The fields in the NC-07 block were most likely discovered in the 1960s, and the gas pipeline from Wafa to Mellitah runs along that block.
He said, “It will be easy to start production to connect it to this pipeline, and on the second day you will get your investment back. Personally, I will not agree to grant such a square to any foreign investment.”
Libyan oil production and revenues
Libyan oil production received support through the introduction of a number of new wells on the production lines, and the increase in the production of a number of others in 7 main fields, within the framework of the Libyan Oil Corporation’s strategy to raise production levels to 1.3 million barrels per day by the end of the current year (2023).
On June 12, the management of the Arabian Gulf Oil Company “Agoco” announced an increase in the production of the well “C18-47” in the Al-Bayda oil field to 700 barrels of oil per day, an increase of 590 barrels.
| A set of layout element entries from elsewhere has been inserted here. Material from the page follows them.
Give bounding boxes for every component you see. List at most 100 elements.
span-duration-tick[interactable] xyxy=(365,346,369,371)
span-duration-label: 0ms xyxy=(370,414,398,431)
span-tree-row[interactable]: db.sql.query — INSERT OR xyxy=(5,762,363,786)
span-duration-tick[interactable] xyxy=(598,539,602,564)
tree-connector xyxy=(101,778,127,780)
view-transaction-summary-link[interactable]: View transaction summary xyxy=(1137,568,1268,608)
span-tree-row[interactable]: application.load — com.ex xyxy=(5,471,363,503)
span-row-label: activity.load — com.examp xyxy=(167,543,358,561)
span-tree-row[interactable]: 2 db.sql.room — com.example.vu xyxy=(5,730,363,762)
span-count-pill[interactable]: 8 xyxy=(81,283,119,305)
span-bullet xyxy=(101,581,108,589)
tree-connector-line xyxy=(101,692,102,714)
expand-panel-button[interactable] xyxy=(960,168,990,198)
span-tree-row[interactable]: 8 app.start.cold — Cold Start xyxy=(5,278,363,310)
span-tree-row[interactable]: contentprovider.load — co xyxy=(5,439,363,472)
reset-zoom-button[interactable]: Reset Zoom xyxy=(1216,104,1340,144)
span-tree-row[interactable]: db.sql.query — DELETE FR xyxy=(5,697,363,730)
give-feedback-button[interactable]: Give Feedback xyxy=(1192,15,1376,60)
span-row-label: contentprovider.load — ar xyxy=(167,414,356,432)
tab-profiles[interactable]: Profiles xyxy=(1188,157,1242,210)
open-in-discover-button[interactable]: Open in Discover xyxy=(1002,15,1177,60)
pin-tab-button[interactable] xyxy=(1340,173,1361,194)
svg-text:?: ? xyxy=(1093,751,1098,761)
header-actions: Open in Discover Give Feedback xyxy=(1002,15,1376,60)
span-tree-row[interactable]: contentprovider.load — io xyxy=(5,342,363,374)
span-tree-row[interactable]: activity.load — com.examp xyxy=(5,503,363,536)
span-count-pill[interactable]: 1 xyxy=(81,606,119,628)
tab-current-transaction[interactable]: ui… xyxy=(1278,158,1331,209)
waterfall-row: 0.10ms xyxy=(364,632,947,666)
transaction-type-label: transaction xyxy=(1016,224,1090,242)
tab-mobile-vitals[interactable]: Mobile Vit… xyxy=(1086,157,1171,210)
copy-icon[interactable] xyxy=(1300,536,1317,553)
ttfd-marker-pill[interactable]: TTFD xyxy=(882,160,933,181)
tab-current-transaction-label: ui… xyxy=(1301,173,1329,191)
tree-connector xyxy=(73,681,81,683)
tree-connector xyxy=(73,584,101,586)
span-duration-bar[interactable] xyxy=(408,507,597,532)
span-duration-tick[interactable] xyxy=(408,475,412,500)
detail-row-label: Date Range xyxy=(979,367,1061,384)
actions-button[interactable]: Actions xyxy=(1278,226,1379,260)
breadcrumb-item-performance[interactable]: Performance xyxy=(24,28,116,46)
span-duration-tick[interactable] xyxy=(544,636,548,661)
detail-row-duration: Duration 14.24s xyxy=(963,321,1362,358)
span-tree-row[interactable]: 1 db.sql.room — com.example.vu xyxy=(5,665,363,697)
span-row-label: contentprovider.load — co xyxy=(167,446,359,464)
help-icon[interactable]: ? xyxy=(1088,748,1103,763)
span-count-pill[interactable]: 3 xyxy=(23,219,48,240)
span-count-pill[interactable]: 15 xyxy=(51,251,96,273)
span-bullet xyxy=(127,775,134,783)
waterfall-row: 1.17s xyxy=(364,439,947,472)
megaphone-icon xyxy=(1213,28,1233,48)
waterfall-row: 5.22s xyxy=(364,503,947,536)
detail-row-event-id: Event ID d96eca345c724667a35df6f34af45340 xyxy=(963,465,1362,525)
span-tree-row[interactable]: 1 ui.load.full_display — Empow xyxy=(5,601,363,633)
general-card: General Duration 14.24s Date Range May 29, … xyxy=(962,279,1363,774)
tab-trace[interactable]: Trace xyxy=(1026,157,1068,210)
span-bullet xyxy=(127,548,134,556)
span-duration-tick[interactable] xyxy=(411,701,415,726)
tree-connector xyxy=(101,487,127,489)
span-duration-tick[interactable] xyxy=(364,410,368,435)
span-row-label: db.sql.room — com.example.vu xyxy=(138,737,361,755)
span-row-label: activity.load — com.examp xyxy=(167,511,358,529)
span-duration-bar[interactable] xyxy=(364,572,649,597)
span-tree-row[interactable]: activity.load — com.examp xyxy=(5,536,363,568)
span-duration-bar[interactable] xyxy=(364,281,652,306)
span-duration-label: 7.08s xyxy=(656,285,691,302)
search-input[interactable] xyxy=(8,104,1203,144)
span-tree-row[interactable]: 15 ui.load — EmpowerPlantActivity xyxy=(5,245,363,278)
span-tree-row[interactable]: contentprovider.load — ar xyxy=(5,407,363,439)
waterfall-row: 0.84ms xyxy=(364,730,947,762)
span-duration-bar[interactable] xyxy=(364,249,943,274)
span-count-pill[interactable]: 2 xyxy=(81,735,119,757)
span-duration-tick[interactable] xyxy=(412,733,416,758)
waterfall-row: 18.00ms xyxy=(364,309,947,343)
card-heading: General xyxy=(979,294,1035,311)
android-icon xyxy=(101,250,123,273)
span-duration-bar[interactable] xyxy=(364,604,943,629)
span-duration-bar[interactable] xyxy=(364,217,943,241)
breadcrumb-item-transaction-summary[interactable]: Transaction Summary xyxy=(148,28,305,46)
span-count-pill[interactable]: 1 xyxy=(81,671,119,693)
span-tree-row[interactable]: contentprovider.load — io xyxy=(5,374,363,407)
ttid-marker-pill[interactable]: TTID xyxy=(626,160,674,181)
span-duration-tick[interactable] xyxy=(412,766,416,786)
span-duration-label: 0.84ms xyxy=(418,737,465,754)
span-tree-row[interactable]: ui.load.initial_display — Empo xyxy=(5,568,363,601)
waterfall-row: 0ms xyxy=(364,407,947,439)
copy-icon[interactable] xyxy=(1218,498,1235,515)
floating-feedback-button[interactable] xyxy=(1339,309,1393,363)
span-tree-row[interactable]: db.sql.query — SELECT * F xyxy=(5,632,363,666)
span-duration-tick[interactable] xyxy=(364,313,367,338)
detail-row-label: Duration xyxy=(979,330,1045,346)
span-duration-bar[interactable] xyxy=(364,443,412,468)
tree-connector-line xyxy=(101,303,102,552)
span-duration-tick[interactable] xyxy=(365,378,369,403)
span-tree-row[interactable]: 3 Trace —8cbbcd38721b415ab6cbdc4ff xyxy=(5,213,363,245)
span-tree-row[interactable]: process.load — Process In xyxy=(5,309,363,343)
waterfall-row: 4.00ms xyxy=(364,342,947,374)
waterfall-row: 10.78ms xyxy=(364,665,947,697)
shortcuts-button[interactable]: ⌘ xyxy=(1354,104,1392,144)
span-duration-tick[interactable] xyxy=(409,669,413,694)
The Libyan Oil Corporation, through its subsidiaries, is implementing plans to rehabilitate closed wells, or whose production rate has decreased for technical reasons, in order to maintain the current production rates, try to raise them according to the available capabilities, and focus on increasing production in all possible ways, after studying a number of wells and developing designs and programs. Determine the processes required for these wells to increase their production.
Libyan oil production is stable, with the government’s steps to avoid field closures and improve workers’ salaries, helping to increase production by about a quarter since January 2022 to an average of 1.2 million barrels per day now.
The following graph – prepared by the specialized energy platform – shows Libyan oil production from 2017 to 2022:
And the stability of oil production supported the revenues of the country’s general budget, as the total sales of oil, gas and oil derivatives during last May amounted to about $1.661 billion, including $1.572 billion from crude oil sales, and about $29 million from gas and condensate sales.